Re: [PATCH v2 00/21] Runtime TDX Module update support
From: Vishal Annapurve
Date: Sun Oct 26 2025 - 18:02:16 EST
On Sun, Oct 26, 2025 at 2:30 PM <dan.j.williams@xxxxxxxxx> wrote:
>
> Vishal Annapurve wrote:
> > On Fri, Oct 24, 2025 at 6:42 PM <dan.j.williams@xxxxxxxxx> wrote:
> > >
> > > Vishal Annapurve wrote:
> > > > On Fri, Oct 24, 2025 at 2:19 PM Dave Hansen <dave.hansen@xxxxxxxxx> wrote:
> > > > >
> > > > > On 10/24/25 14:12, dan.j.williams@xxxxxxxxx wrote:
> > > > > >> The SGX solution, btw, was to at least ensure forward progress (CPUSVN
> > > > > >> update) when the last enclave goes away. So new enclaves aren't
> > > > > >> *prevented* from starting but the window when the first one starts
> > > > > >> (enclave count going from 0->1) is leveraged to do the update.

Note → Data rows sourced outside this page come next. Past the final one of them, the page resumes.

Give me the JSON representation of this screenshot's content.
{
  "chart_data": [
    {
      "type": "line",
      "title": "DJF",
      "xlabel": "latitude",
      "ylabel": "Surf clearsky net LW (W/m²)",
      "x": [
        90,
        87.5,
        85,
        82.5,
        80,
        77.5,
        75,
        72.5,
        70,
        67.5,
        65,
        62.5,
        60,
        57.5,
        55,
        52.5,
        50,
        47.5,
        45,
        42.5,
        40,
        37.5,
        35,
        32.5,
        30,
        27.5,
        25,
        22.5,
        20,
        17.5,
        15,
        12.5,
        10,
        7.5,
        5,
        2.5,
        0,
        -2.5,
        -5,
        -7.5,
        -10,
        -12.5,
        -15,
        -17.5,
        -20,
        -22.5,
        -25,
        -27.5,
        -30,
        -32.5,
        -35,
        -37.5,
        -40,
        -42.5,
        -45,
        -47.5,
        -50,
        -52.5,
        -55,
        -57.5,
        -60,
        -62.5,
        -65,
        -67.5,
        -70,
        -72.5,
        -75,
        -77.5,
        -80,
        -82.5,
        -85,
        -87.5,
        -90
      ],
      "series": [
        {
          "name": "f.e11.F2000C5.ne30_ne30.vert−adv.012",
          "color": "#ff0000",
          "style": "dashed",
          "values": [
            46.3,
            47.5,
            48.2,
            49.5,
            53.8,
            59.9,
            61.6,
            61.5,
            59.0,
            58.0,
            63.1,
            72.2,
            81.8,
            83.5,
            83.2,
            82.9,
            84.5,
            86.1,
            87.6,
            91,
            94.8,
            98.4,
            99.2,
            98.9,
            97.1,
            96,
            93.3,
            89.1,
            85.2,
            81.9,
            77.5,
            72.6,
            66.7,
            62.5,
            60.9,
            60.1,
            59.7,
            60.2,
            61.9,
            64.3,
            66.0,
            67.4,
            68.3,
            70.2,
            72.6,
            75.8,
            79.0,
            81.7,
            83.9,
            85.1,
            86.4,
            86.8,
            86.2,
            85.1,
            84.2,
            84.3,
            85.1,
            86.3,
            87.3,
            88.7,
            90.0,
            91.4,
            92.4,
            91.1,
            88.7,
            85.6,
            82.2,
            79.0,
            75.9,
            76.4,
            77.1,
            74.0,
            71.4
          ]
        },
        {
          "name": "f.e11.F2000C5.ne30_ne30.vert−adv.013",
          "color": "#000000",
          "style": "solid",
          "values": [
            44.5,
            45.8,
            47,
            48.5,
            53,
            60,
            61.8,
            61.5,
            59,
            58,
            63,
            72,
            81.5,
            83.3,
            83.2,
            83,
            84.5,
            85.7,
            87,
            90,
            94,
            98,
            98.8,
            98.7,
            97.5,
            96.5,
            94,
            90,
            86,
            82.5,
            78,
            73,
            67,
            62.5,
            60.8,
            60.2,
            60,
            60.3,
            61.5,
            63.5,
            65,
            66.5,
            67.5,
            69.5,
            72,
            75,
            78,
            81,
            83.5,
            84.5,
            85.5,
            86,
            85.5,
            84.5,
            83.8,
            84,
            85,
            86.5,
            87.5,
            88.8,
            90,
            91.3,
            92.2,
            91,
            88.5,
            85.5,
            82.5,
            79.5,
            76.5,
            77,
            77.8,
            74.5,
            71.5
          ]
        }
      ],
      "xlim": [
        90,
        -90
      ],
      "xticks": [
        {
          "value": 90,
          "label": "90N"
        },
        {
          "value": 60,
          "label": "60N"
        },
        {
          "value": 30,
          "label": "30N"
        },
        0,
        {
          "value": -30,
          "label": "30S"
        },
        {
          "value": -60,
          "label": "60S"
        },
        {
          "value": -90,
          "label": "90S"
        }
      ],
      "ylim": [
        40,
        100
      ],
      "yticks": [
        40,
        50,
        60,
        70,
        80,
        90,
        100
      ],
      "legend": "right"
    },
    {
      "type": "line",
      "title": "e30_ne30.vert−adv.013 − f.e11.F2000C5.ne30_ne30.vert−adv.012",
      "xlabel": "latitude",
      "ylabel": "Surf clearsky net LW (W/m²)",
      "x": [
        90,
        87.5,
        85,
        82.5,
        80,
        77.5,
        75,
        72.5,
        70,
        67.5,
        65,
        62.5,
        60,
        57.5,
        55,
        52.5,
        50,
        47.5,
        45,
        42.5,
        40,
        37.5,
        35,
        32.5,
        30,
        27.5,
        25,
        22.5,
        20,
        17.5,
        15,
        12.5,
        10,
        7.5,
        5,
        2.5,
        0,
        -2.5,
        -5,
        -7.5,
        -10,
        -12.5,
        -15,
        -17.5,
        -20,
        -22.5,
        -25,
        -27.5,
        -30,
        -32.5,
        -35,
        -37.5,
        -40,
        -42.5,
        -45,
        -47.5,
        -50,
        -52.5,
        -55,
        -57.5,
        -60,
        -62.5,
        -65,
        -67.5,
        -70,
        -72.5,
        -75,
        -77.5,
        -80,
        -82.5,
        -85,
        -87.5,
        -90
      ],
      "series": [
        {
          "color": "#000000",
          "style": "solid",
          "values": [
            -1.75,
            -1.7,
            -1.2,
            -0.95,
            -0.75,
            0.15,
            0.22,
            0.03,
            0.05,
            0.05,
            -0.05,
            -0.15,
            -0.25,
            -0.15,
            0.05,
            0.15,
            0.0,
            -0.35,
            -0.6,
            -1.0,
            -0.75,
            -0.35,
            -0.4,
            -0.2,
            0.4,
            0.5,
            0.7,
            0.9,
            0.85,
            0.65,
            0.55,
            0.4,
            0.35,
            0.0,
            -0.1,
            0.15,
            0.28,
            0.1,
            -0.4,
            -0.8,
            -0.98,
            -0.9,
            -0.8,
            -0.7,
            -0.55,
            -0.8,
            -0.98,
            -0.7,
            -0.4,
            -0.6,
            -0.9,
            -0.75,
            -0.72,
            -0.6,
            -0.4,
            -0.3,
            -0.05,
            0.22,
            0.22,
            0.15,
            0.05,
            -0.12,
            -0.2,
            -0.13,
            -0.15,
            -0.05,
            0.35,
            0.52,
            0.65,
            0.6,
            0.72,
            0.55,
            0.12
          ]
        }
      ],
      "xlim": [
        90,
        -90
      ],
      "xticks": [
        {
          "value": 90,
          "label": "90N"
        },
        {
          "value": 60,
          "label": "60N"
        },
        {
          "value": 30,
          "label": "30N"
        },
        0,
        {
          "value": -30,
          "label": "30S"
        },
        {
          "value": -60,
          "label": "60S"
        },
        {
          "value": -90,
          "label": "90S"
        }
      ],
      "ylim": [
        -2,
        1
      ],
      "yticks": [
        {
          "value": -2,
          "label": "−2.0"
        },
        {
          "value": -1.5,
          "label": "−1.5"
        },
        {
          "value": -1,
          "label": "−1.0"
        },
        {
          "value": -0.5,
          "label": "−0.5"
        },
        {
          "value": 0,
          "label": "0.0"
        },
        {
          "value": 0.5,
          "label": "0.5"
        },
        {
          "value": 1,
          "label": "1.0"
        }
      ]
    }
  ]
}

> > > > > > The status quo does ensure forward progress. The TD does get built and
> > > > > > the update does complete, just the small matter of TD attestation
> > > > > > failures, right?
> > > >
> > > > I would think that it's not a "small" problem if confidential
> > > > workloads on the hosts are not able to pass attestation.
> > >
> > > "Small" as in "not the kernel's problem". Userspace asked for the
> > > update, update is documented to clobber build sometimes, userspace ran
> > > an update anyway. Userspace asked for the clobber.
> > >
> > > It would be lovely if this clobbering does not happen at all and the
> > > update mechanism did not come with this misfeature. Otherwise, the kernel
> > > has no interface to solve that problem. The best it can do is document
> > > that this new update facility has this side effect.
> >
> > In this case, host kernel has a way to ensure that userspace can't
> > trigger such clobbering at all.
>
> Unless the clobber condition can be made atomic with respect to update
> so that both succeed, the kernel needs to punt the syncrhonization
> problem to userspace.
>
> A theoretical TDX Module change could ensure that atomicity.
IIUC TDX module already supports avoiding this clobber based on the
TDH.SYS.SHUTDOWN documentation from section 5.4.73 of TDX ABI Spec
[1].
Host kernel needs to set bit 16 of rcx when invoking TDH.SYS.SHUTDOWN
is available.
"If supported by the TDX Module, the host VMM can set the
AVOID_COMPAT_SENSITIVE flag to request the TDX Module to fail
TDH.SYS.UPDATE if any of the TDs are currently in a state that is
impacted by the update-sensitive cases."
I think the above documentation should replace TDH.SYS.UPDATE with
TDH.SYS.SHUTDOWN IIUC.
[1] https://cdrdv2.intel.com/v1/dl/getContent/733579
> A
> theoretical change to the kernel's build ABI could effect that as well,
> or notify the collision. I.e. a flag at the finalization stage that an
> update happened during the build sequence needs a restart. This is the
> role of "generation" in the tsm_report ABI. As far as I understand
> userspace just skips that ABI and arranges for userspace synchronized
> access to tsm_report.
>